In case you missed the implication: They’re still trying to make the argument that mRNA’s main selling feature is that it is so “nimble”—their word, not mine—that it can be developed in time to swiftly respond to novel pathogenic threats. (Will it vaporize your immune system and carve up your heart like it owes Moderna money? Sure! But did you see how quickly we whipped it up?)
“Speed is the name of the game,” insisted former BARDA chief Rick Bright, who apparently slept through the part of Covid where every mRNA booster was formulated for the last variant just as a new one showed up wearing a mustache and a fake name.
And of course, no self-respecting media outlet would dream of covering a controversial Kennedy move without a quote from the abominable “vaccine scientist” Peter Hotez. “The deleterious impact is not only in the contracts that they’re canceling but they’re trying to make the case to the public that mRNA technology doesn’t work very well and it’s unsafe,” Hotez said. “And that’s absolutely untrue.”

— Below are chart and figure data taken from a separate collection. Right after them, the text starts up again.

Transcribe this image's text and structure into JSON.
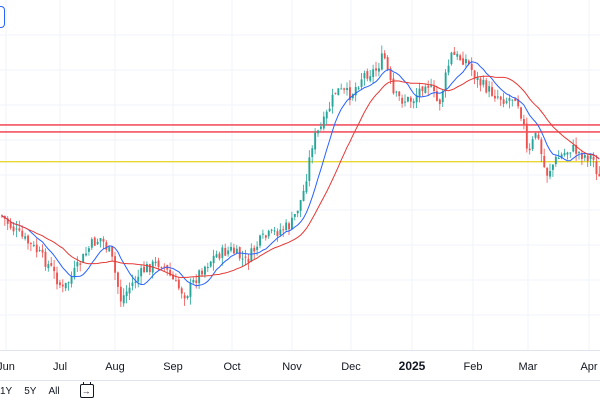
{
  "toolbar": {
    "ranges": [
      "1Y",
      "5Y",
      "All"
    ],
    "calendar_icon": "calendar-arrow-icon"
  },
  "colors": {
    "up": "#26a69a",
    "down": "#ef5350",
    "ma_fast": "#2962ff",
    "ma_slow": "#e53935",
    "hline_red": "#f23645",
    "hline_yellow": "#e8d635",
    "grid": "#f0f3fa"
  },
  "chart_data": {
    "type": "candlestick",
    "x_ticks": [
      "Jun",
      "Jul",
      "Aug",
      "Sep",
      "Oct",
      "Nov",
      "Dec",
      "2025",
      "Feb",
      "Mar",
      "Apr"
    ],
    "x_ticks_bold": [
      "2025"
    ],
    "grid": true,
    "horizontal_levels": [
      {
        "color": "red",
        "y_frac": 0.357
      },
      {
        "color": "red",
        "y_frac": 0.377
      },
      {
        "color": "yellow",
        "y_frac": 0.462
      }
    ],
    "indicators": [
      "moving-average-fast",
      "moving-average-slow"
    ]
  }
}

On Reddit, narrative-drugged users have dubbed mRNA “the antivaxxers’ new boogeyman” and call folks like me—who wouldn’t willingly line up for a jab if it came with a free Range Rover and eternal salvation—“f*cking morons who literally don’t know what’s good for them.” It’s no wonder half the country treats mRNA like it’s holy water—every mainstream outlet recycles the same three “experts” regurgitating identical talking points like they’re auditioning for a revival of 1984: The Musical. “If you tell a lie big enough and keep repeating it,” the Nazi slogan goes, “people will eventually come to believe it.”
Case in point: this gem from the WaPo:
“Kennedy’s resistance against mRNA vaccines is without evidence. In fact, the technology—which instructs the body’s cells to produce a harmless bit of virus that is then used to train the immune system, as opposed to using weakened or dead versions of a virus—delivered arguably the most important achievement of President Donald Trump’s first term: the production of effective vaccines against the novel coronavirus within the span of a few months.”

At the risk of sounding disrespectful, are the journalists penning these pieces high? In what universe (or psychedelic fugue state) would you call a toxic cocktail that doesn’t prevent infection or transmission of a disease and carries the risk of heart attack, paralysis, and death an effective vaccine? It’s so absurd, you have to wonder if we’re even watching the same movie.
You: Isn’t Titanic just the most beautiful and tragic love story ever told?
Them: Love story? I thought Titanic was a documentary promoting iceberg awareness!
To recap, HHS made the clearly unforgivable move of listening to public skepticism, reviewing actual performance data, and choosing to invest in broader vaccine approaches instead of betting the entire pandemic farm on a fancy new delivery system that hasn’t lived up to the hype—to put it mildly. And yet Team Pharma still wants us to believe that the fate of the free world hinges on the development and mass adoption of a vaccine platform its own developers keep promising will work “better next time.”

Maybe they’re planning the next lab leak as I type. Perhaps we’ll (again) react with the elegance of a drunk dude trying to assemble IKEA furniture in the middle of a house fire. Maybe AI will destroy the planet before they even get the lid off the jar. Or maybe, just maybe, the real threat to public health is pretending the last “solution” worked flawlessly and calling anyone who noticed a terrorist.